The Union troops at Fort Davidson were led by General Thomas Ewing and numbered roughly 2,000. The time spent at Fort Davidson combined with the delays marching from Pocahontas gave the Union all the time it needed to organize its forces. After inflicting heavy losses on Price’s army, Ewing was able to escape with his troops.
With St. Louis fully defended, Price instead turned his attention to the capital, Jefferson City. As he moved west he received word that Jefferson City had been heavily reinforced. Price would again have to rethink his plans. He decided to move farther west, toward Kansas City. Price’s army engaged in minor skirmishes at Boonville, Glasgow, and Sedalia, where they were able to gain supplies. All the while, federal troops from Kansas and Missouri were organizing to trap Price before he could make it to Kansas City.
At Lexington, Missouri, Price’s army met 2,000 federal troops under Maj. General James G. Blunt. These troops were part of a larger force under Maj. General Samuel Curtis, the head of the Army of Kansas. However, Curtis was having difficulty because many of his troops were Kansas militia and would not cross into Missouri. Price’s army forced Blunt to retreat, engaging in fighting as they marched through Independence. These battles slowed Price’s march enough for 10,000 cavalry under General Alfred Pleasonton to threaten Price’s rear as he continued west.
Finally, with General Curtis and his full army ahead of Price in Westport and General Pleasonton closing in on his rear, Price was fully outnumbered. His only hope was to face them one at a time. He planned on using a rear guard to prevent Pleasonton from crossing the river so that he could face Curtis. With Curtis defeated he would turn and face Pleasonton. His plans failed however, and Pleasonton crossed the river, leaving Price threatened from both sides. With no choices left, Price and his tattered army retreated.
The retreating army marched into Kansas with General Pleasonton and his cavalry close behind. The forces met at Mine Creek on October 29, and despite having superior numbers Price’s army could not force back the Federals. They fought again at Marmaton River and Newtonia, but these battles were merely a struggle for survival. Price made his way back to Arkansas with 6,000 troops of his original 15,000–20,000.

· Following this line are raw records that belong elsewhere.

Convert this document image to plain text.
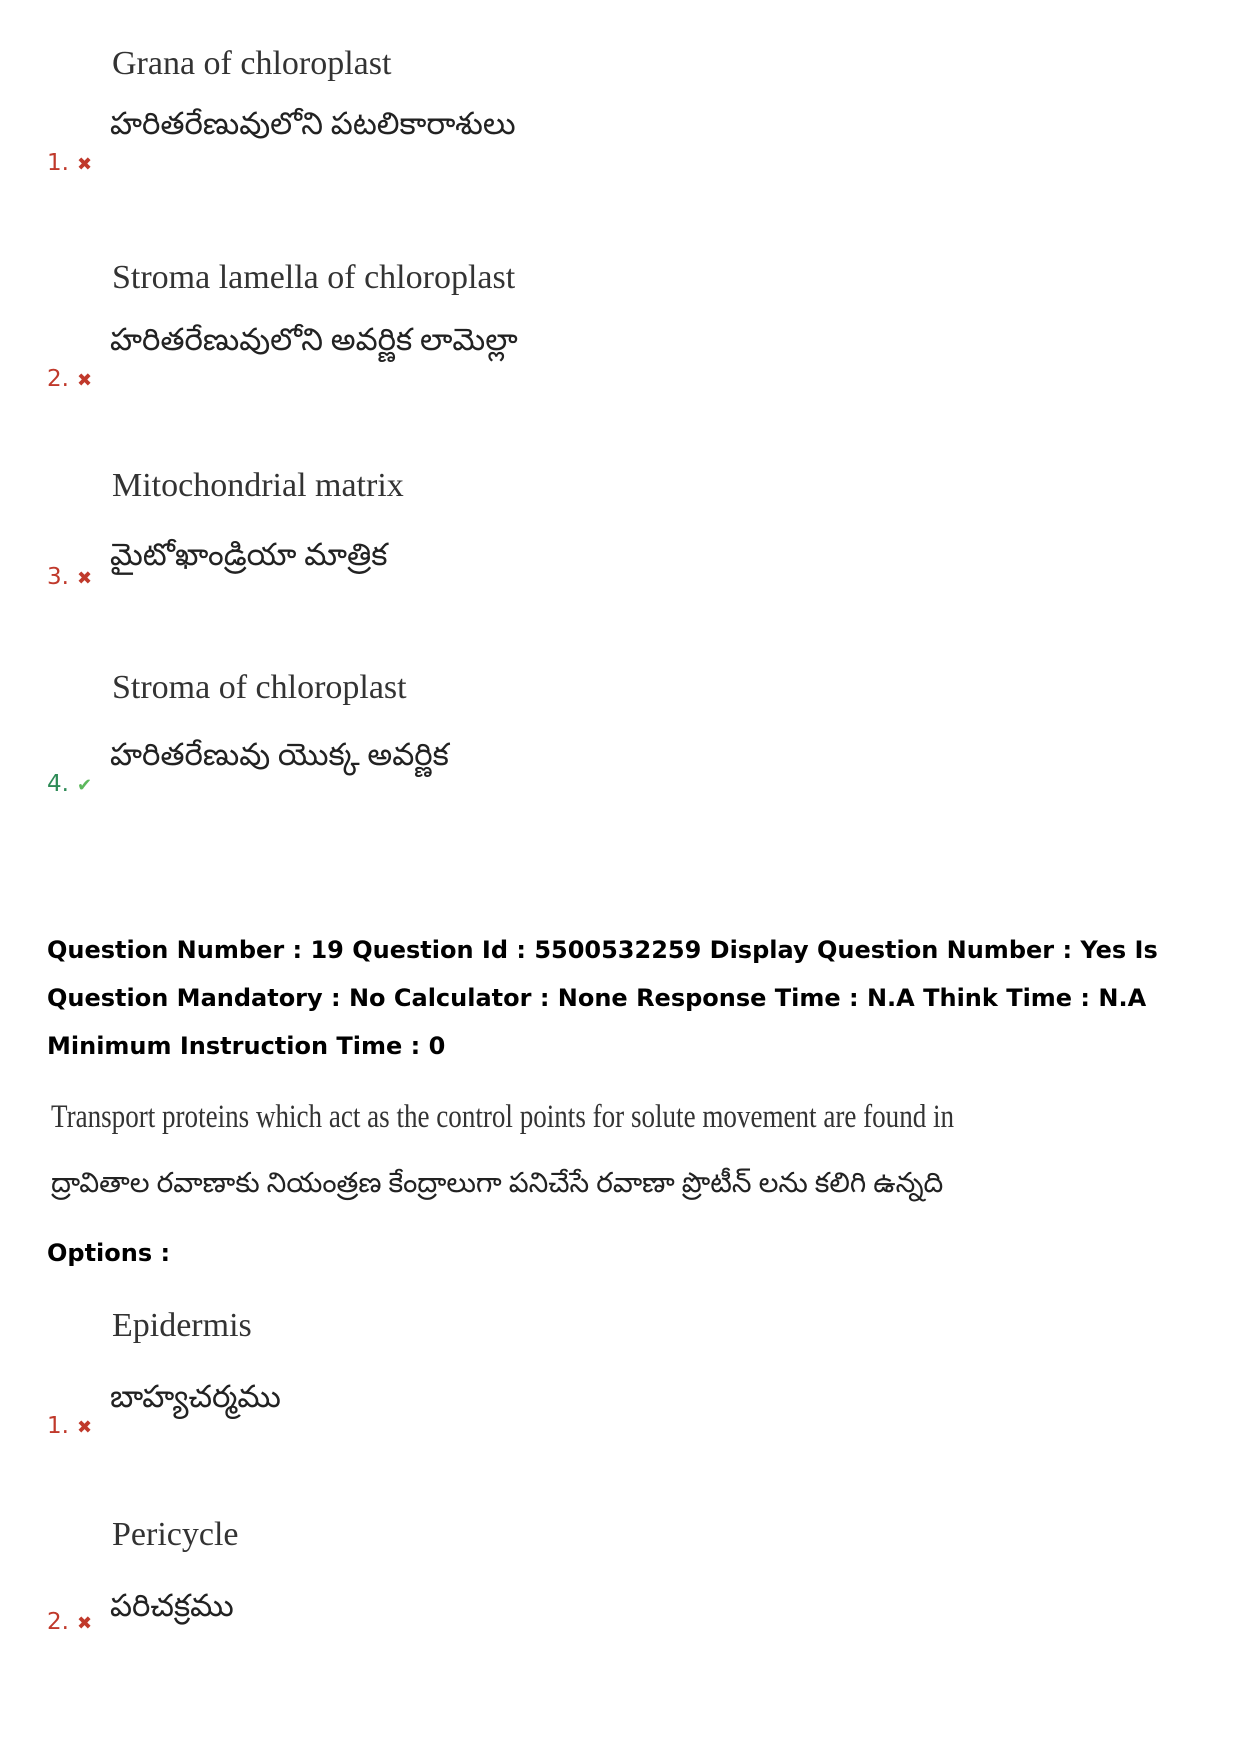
Grana of chloroplast
హరితరేణువులోని పటలికారాశులు
1. ✖
Stroma lamella of chloroplast
హరితరేణువులోని అవర్ణిక లామెల్లా
2. ✖
Mitochondrial matrix
మైటోఖాండ్రియా మాత్రిక
3. ✖
Stroma of chloroplast
హరితరేణువు యొక్క అవర్ణిక
4. ✔

Question Number : 19 Question Id : 5500532259 Display Question Number : Yes Is Question Mandatory : No Calculator : None Response Time : N.A Think Time : N.A Minimum Instruction Time : 0

Transport proteins which act as the control points for solute movement are found in
ద్రావితాల రవాణాకు నియంత్రణ కేంద్రాలుగా పనిచేసే రవాణా ప్రొటీన్ లను కలిగి ఉన్నది
Options :
Epidermis
బాహ్యచర్మము
1. ✖
Pericycle
పరిచక్రము
2. ✖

Price’s raid would be the final major offensive in Missouri during the war. Its failure would lead to Abraham Lincoln and the Republicans retaining power in the 1864 election. Price would surrender what was left of his command in New Orleans in 1865. Along with some other Confederate leaders he fled to Mexico after the defeat of the Confederacy, only returning to Missouri shortly before his death in 1867 at the age of 59.